Grupos de interesse, por exemplo, vinculados à indústria bélica, são capazes de influenciar governos e parlamentos. Além disso, um pressuposto para a constituição de uma opinião pública pacifista é o acesso a informações confiáveis. Distorções da realidade, pela mídia, podem ocorrer até nas democracias mais avançadas que se conhecem hoje. Rohden lembra a Guerra do Golfo, convertida em espetáculo pela CNN, a ponto de glamourizar a morte e a destruição. Na última crise, recém-encerrada, algumas vozes no deserto foram aos jornais para lembrar que “bombas inteligentes” também matam gente. 

Enquanto os arranjos jurídicos estiverem circunscritos a blocos, seu efeito será ambivalente: de pacificação interna, mas também de exclusão. Há o risco evidente de polarização e de acirramento de tensões entre os membros do bloco e os que ficam à sua margem, como também entre os próprios blocos. Por isso, Kant divisou uma federação mundial.

Fazemos uma pausa na entrevista e deixamos as idéias descansar, como um vinho recém-aberto. No dia seguinte, o professor atende com um tom preocupado. Dá um passo atrás para discutir a própria entrevista. “A filosofia fornece idéias gerais e é insuficiente em análises de tipo conceitual”, pondera Rohden, usando categorias kantianas, que atribuem as idéias à razão, no nível dos princípios, e os conceitos ao entendimento, no nível do conhecimento empírico. “Precisamos de outros instrumentos de verificação e de análise para emitir juízos sobre a realidade.”

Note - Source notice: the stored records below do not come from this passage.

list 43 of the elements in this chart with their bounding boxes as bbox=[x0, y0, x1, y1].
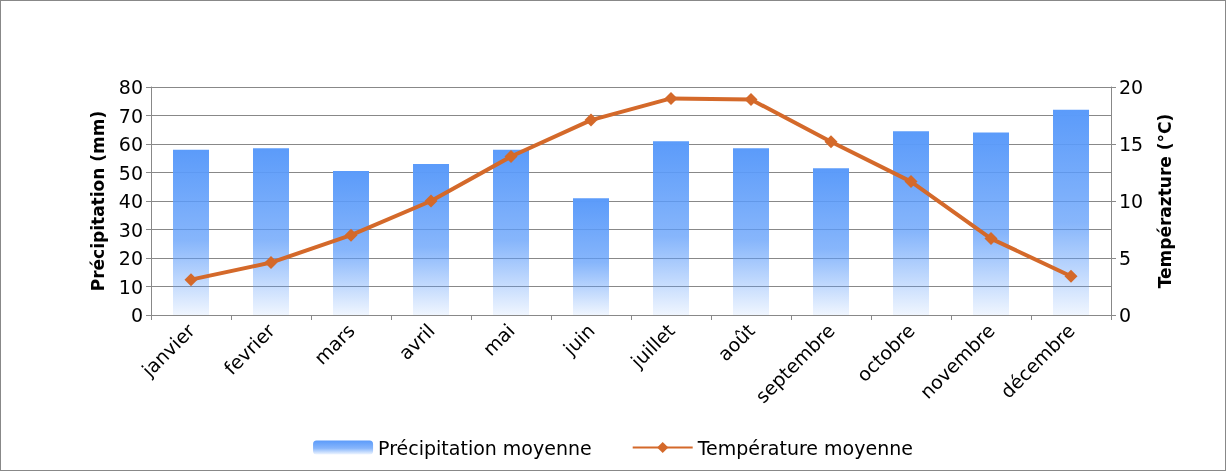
bar bbox=[253, 148, 289, 315]
bar bbox=[733, 148, 769, 315]
point bbox=[824, 135, 838, 149]
y-tick-label: 0 bbox=[130, 304, 143, 326]
point bbox=[744, 93, 758, 107]
bar bbox=[333, 171, 369, 315]
y2-tick-label: 15 bbox=[1119, 133, 1144, 155]
bar bbox=[813, 168, 849, 315]
y-tick-label: 50 bbox=[118, 161, 143, 184]
y2-tick-label: 20 bbox=[1119, 76, 1144, 98]
bar bbox=[573, 198, 609, 315]
point bbox=[664, 91, 678, 105]
point bbox=[344, 228, 358, 242]
x-tick-label: juin bbox=[558, 319, 599, 360]
point bbox=[424, 194, 438, 208]
y2-axis-title: Tempérazture (°C) bbox=[1154, 113, 1175, 289]
bar bbox=[653, 141, 689, 315]
y-tick-label: 60 bbox=[118, 133, 143, 155]
y-tick-label: 80 bbox=[118, 76, 143, 98]
point bbox=[904, 175, 918, 189]
y2-tick-label: 5 bbox=[1119, 247, 1132, 269]
point bbox=[184, 273, 198, 287]
bar bbox=[173, 149, 209, 315]
y-tick-label: 20 bbox=[118, 247, 143, 269]
y2-tick-label: 10 bbox=[1119, 190, 1144, 212]
point bbox=[984, 232, 998, 246]
y-tick-label: 10 bbox=[118, 275, 143, 298]
legend-label: Précipitation moyenne bbox=[378, 436, 592, 459]
y-tick-label: 70 bbox=[118, 104, 143, 127]
point bbox=[584, 113, 598, 127]
point bbox=[264, 256, 278, 270]
y2-tick-label: 0 bbox=[1119, 304, 1132, 326]
bar bbox=[493, 149, 529, 315]
bar bbox=[1053, 109, 1089, 315]
legend-label: Température moyenne bbox=[696, 436, 913, 459]
y-tick-label: 30 bbox=[118, 218, 143, 241]
y-axis-title: Précipitation (mm) bbox=[87, 110, 108, 292]
bar bbox=[893, 131, 929, 315]
bar bbox=[413, 163, 449, 315]
bar bbox=[973, 132, 1009, 315]
y-tick-label: 40 bbox=[118, 190, 143, 212]
point bbox=[1064, 269, 1078, 283]
point bbox=[504, 150, 518, 164]
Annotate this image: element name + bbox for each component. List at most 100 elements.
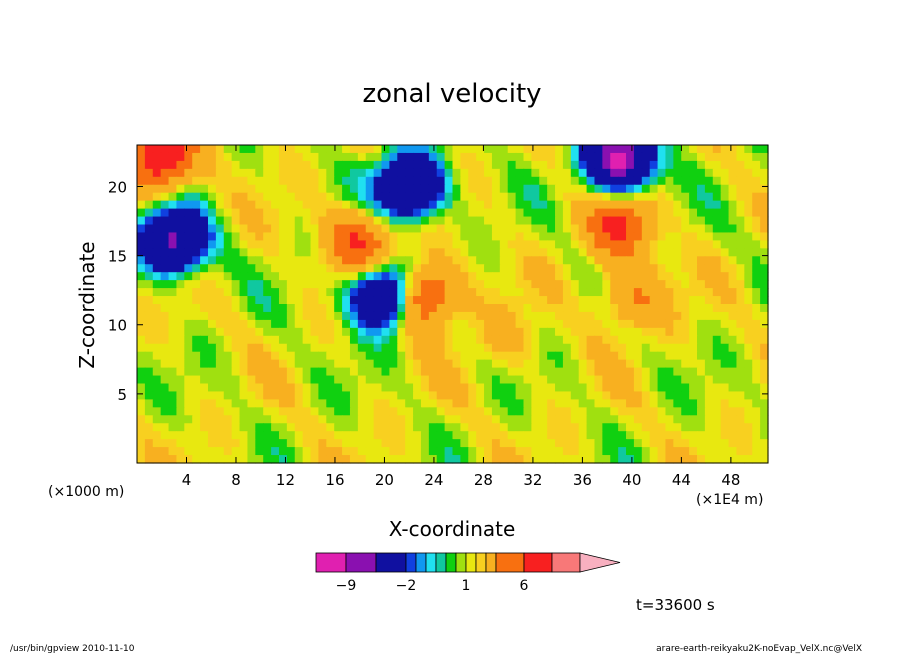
heatmap-cell (491, 304, 501, 313)
heatmap-cell (602, 327, 611, 337)
heatmap-cell (389, 423, 398, 432)
heatmap-cell (499, 256, 509, 265)
colorbar-segment (375, 552, 407, 573)
heatmap-cell (255, 399, 264, 408)
heatmap-cell (302, 351, 312, 361)
heatmap-cell (397, 383, 406, 393)
heatmap-cell (444, 176, 454, 186)
heatmap-cell (342, 176, 351, 186)
heatmap-cell (263, 256, 272, 265)
heatmap-cell (649, 176, 659, 186)
heatmap-cell (673, 240, 682, 249)
heatmap-cell (452, 232, 461, 241)
heatmap-cell (468, 280, 477, 289)
heatmap-cell (247, 431, 256, 440)
heatmap-cell (547, 208, 556, 218)
heatmap-cell (547, 192, 556, 202)
x-tick-label: 44 (672, 471, 691, 489)
heatmap-cell (689, 288, 698, 297)
heatmap-cell (555, 160, 564, 170)
heatmap-cell (357, 208, 367, 218)
heatmap-cell (657, 192, 667, 202)
heatmap-cell (286, 216, 296, 226)
heatmap-cell (365, 304, 375, 313)
heatmap-cell (665, 335, 674, 345)
heatmap-cell (436, 359, 446, 369)
heatmap-cell (436, 407, 446, 416)
heatmap-cell (326, 431, 335, 440)
heatmap-cell (278, 359, 288, 369)
heatmap-cell (712, 272, 722, 281)
heatmap-cell (610, 335, 619, 345)
heatmap-cell (184, 311, 193, 321)
heatmap-cell (476, 176, 485, 186)
heatmap-cell (633, 240, 643, 249)
heatmap-cell (562, 272, 572, 281)
heatmap-cell (491, 335, 501, 345)
heatmap-cell (342, 288, 351, 297)
heatmap-cell (294, 192, 304, 202)
heatmap-cell (137, 224, 146, 234)
heatmap-cell (697, 375, 706, 385)
heatmap-cell (271, 375, 280, 385)
heatmap-cell (507, 176, 517, 186)
heatmap-cell (326, 248, 335, 257)
heatmap-cell (184, 168, 193, 178)
heatmap-cell (318, 224, 327, 234)
heatmap-cell (547, 447, 556, 456)
heatmap-cell (547, 240, 556, 249)
heatmap-cell (326, 184, 335, 194)
heatmap-cell (405, 335, 414, 345)
heatmap-cell (547, 232, 556, 241)
heatmap-cell (602, 351, 611, 361)
heatmap-cell (334, 311, 343, 321)
heatmap-cell (468, 145, 477, 154)
heatmap-cell (704, 280, 714, 289)
heatmap-cell (760, 145, 769, 154)
heatmap-cell (239, 399, 249, 408)
heatmap-cell (641, 439, 651, 448)
heatmap-cell (547, 264, 556, 273)
heatmap-cell (689, 208, 698, 218)
heatmap-cell (476, 280, 485, 289)
heatmap-cell (381, 367, 390, 377)
heatmap-cell (263, 415, 272, 424)
heatmap-cell (247, 327, 256, 337)
heatmap-cell (736, 447, 745, 456)
heatmap-cell (452, 391, 461, 400)
heatmap-cell (594, 288, 603, 297)
heatmap-cell (381, 311, 390, 321)
heatmap-cell (342, 351, 351, 361)
heatmap-cell (247, 192, 256, 202)
heatmap-cell (578, 248, 588, 257)
heatmap-cell (507, 431, 517, 440)
heatmap-cell (223, 224, 233, 234)
heatmap-cell (641, 192, 651, 202)
heatmap-cell (436, 296, 446, 305)
heatmap-cell (681, 288, 690, 297)
heatmap-cell (641, 200, 651, 210)
heatmap-cell (334, 407, 343, 416)
heatmap-cell (176, 184, 185, 194)
heatmap-cell (365, 256, 375, 265)
heatmap-cell (468, 200, 477, 210)
heatmap-cell (594, 216, 603, 226)
heatmap-cell (278, 248, 288, 257)
heatmap-cell (586, 319, 596, 329)
heatmap-cell (271, 311, 280, 321)
heatmap-cell (428, 431, 438, 440)
heatmap-cell (460, 160, 469, 170)
heatmap-cell (397, 311, 406, 321)
heatmap-cell (318, 399, 327, 408)
heatmap-cell (610, 447, 619, 456)
heatmap-cell (278, 224, 288, 234)
heatmap-cell (736, 327, 745, 337)
heatmap-cell (523, 184, 532, 194)
heatmap-cell (649, 192, 659, 202)
heatmap-cell (381, 399, 390, 408)
heatmap-cell (223, 375, 233, 385)
heatmap-cell (349, 423, 359, 432)
heatmap-cell (452, 272, 461, 281)
heatmap-cell (539, 145, 548, 154)
heatmap-cell (539, 447, 548, 456)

O professor não quer ver categorias filosóficas, como o teorema da paz perpétua, expostas diretamente à confirmação ou ao confronto com dados empíricos. A entrevista assimila a 

advertência. Mas é o próprio professor que se encarrega de dissipar a perplexidade diante do abismo entre as idéias e o mundo.

O tema é a dubiedade da globalização, análoga à da formação dos blocos: em seu movimento de expansão e de inclusão, ambas se tornam laboratórios para a fórmula kantiana; mas a disparidade entre o que elas incluem e o que elas relegam à periferia é crescente, aumentando o potencial de conflito.

O professor recobra o entusiasmo: “Mas, se não acreditássemos que essas relações econômicas envolvem outros componentes e há uma evolução para a moralidade, se assumirmos perspectivas empíricas e não tivermos o olhar para diversos fatores, se não virmos filosoficamente idéias presentes no mundo, cairemos na decepção e no desespero.”

Rohden cita o exemplo do escritor alemão Hans Magnus Enzensberger, que, em Guerra Civil (Companhia das Letras), se mostra amargo e desiludido com o recrudescimento dos nacionalismos no pós-guerra fria. 

Há, então, um olhar filosófico para o mundo que é legítimo. O próprio Kant se entusiasmou com a Revolução Francesa, um fato de sua época, e viu nela indícios para uma reflexão filosófica. Foi a sua inspiração. É um esforço legítimo, afinal. A entrevista se encerra quando se legitima.